Corn basis remains steady, with little change in recent days, but more open weather should help movement along with March basis contracts coming due this week. Weekly export inspections were improved at 912,922 metric tons.
On the March contract, support is the lower Bollinger band and the fresh lows at $3.70 marked this morning. Resistance is at the lower Bollinger band at $3.75.
Soybeans trade is 16 to 18 cents lower at midday with trade scoring new lows with ongoing demand concerns. Meal is $3.00 to $4.00 lower and oil is 105 to 115 points lower. South America continues to make good progress with weather and harvest moving forward with little change on the horizon with some rain delays in Brazil keeping harvest off the average pace.
The Brazilian real remains very cheap, as well, hurting U.S. export competitiveness near term with new lows scored this week. The dollar snapped back on flight-to-safety trade.
New-crop soybeans will need to gain vs. corn to provide an acreage incentive ahead of planting in the U.S. with little progress so far this spring. Weekly export inspections were disappointing at 594,536 metric tons. USDA announced 163,290 metric tons sold to Mexico for old crop.

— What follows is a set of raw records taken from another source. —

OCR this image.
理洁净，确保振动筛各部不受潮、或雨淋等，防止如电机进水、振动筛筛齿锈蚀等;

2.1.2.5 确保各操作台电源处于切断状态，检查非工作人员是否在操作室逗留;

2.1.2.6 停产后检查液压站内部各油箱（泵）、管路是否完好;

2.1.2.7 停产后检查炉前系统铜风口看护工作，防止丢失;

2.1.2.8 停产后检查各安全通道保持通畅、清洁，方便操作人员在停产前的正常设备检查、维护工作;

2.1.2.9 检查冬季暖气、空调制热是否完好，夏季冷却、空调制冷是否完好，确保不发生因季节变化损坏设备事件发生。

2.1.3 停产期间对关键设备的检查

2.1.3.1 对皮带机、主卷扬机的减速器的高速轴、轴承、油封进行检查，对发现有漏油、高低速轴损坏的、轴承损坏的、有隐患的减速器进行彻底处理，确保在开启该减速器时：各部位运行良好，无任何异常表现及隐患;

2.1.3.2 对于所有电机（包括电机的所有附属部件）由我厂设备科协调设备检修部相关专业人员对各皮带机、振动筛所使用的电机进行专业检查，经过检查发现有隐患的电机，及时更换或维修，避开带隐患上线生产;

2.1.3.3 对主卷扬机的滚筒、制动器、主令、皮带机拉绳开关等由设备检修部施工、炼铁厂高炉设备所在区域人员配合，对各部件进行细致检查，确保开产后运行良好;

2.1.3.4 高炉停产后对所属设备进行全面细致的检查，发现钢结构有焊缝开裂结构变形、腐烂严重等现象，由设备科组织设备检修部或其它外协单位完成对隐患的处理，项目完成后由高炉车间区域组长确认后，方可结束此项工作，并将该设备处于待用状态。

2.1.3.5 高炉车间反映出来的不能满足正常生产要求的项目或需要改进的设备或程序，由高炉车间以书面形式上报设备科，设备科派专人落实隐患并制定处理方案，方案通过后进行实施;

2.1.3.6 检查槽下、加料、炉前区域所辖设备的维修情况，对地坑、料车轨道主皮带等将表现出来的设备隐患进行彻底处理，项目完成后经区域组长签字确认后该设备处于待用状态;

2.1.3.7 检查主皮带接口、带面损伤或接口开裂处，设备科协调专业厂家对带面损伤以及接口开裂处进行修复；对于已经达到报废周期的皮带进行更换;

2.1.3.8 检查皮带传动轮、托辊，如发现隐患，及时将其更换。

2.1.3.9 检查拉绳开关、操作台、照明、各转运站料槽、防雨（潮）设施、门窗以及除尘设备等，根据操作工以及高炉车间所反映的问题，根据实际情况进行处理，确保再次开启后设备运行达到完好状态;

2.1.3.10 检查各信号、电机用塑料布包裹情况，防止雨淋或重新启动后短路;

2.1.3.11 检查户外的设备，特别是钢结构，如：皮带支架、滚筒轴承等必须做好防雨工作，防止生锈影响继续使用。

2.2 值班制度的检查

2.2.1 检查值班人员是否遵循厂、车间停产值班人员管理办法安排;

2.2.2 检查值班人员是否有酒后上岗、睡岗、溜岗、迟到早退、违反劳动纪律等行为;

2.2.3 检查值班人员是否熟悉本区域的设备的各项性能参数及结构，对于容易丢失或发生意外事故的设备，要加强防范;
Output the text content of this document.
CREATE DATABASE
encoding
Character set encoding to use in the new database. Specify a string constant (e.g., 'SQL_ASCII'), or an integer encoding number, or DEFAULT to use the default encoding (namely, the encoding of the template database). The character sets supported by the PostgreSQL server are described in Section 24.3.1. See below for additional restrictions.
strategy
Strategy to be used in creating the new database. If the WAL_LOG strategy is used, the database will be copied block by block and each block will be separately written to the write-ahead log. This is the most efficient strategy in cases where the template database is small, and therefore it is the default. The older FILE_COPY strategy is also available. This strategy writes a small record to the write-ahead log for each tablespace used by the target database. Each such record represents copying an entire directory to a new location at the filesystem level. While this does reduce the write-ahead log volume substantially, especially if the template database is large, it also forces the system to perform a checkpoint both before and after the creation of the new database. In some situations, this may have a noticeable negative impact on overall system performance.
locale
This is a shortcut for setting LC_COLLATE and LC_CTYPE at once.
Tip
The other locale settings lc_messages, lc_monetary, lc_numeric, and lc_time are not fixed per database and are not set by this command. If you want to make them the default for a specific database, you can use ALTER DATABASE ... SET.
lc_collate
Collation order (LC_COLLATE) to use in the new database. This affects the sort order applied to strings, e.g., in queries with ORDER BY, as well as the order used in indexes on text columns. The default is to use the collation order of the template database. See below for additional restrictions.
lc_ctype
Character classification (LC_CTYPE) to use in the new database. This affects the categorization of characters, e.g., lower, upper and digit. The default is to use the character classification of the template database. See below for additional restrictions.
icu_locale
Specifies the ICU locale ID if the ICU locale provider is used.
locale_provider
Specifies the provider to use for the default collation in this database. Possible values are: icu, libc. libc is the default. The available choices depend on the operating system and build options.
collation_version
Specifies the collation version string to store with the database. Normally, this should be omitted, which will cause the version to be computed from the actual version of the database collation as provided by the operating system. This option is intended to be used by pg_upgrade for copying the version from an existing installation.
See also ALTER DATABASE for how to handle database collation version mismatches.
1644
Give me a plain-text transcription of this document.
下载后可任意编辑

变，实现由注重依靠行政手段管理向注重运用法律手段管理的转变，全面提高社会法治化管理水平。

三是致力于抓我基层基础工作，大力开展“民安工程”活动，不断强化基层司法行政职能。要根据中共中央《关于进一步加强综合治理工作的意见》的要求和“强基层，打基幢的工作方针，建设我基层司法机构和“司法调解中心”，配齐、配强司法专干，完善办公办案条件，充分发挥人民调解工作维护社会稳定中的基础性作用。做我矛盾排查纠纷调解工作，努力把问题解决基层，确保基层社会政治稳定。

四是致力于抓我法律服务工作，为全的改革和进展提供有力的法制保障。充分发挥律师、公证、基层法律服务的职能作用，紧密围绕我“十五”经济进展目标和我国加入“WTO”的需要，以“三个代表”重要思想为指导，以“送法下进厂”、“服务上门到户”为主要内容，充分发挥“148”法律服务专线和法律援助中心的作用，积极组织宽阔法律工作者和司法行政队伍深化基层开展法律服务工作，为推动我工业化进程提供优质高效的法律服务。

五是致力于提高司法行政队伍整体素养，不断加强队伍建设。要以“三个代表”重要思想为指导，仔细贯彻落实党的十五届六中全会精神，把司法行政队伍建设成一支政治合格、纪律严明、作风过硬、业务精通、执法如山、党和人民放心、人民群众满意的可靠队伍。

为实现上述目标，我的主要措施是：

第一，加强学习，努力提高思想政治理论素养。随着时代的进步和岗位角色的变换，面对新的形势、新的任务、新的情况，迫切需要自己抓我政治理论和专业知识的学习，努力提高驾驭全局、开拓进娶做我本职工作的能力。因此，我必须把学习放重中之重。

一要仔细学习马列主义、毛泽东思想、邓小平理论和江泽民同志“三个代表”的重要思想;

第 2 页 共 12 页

The March soybean chart support is the lower Bollinger band at $8.71, with resistance the 20-day at $8.88.
Wheat trade is 9 to 18 cents lower at midday with spillover pressure from row crops and the strong dollar fueling selling to open the week. Weather threats for the Plains remain limited with mostly warmer short-term weather.
KC is at a 79-cent discount to Chicago, regaining a nickel the last few days while Minneapolis is back to a 19-cent discount, as well, narrowing sharply from last week’s action. World export business has been quieter in recent days. Weekly export inspections were range bound at 411,523 metric tons.
The March KC chart support is the lower Bollinger band at $4.58, and resistance the 20-day at $4.74.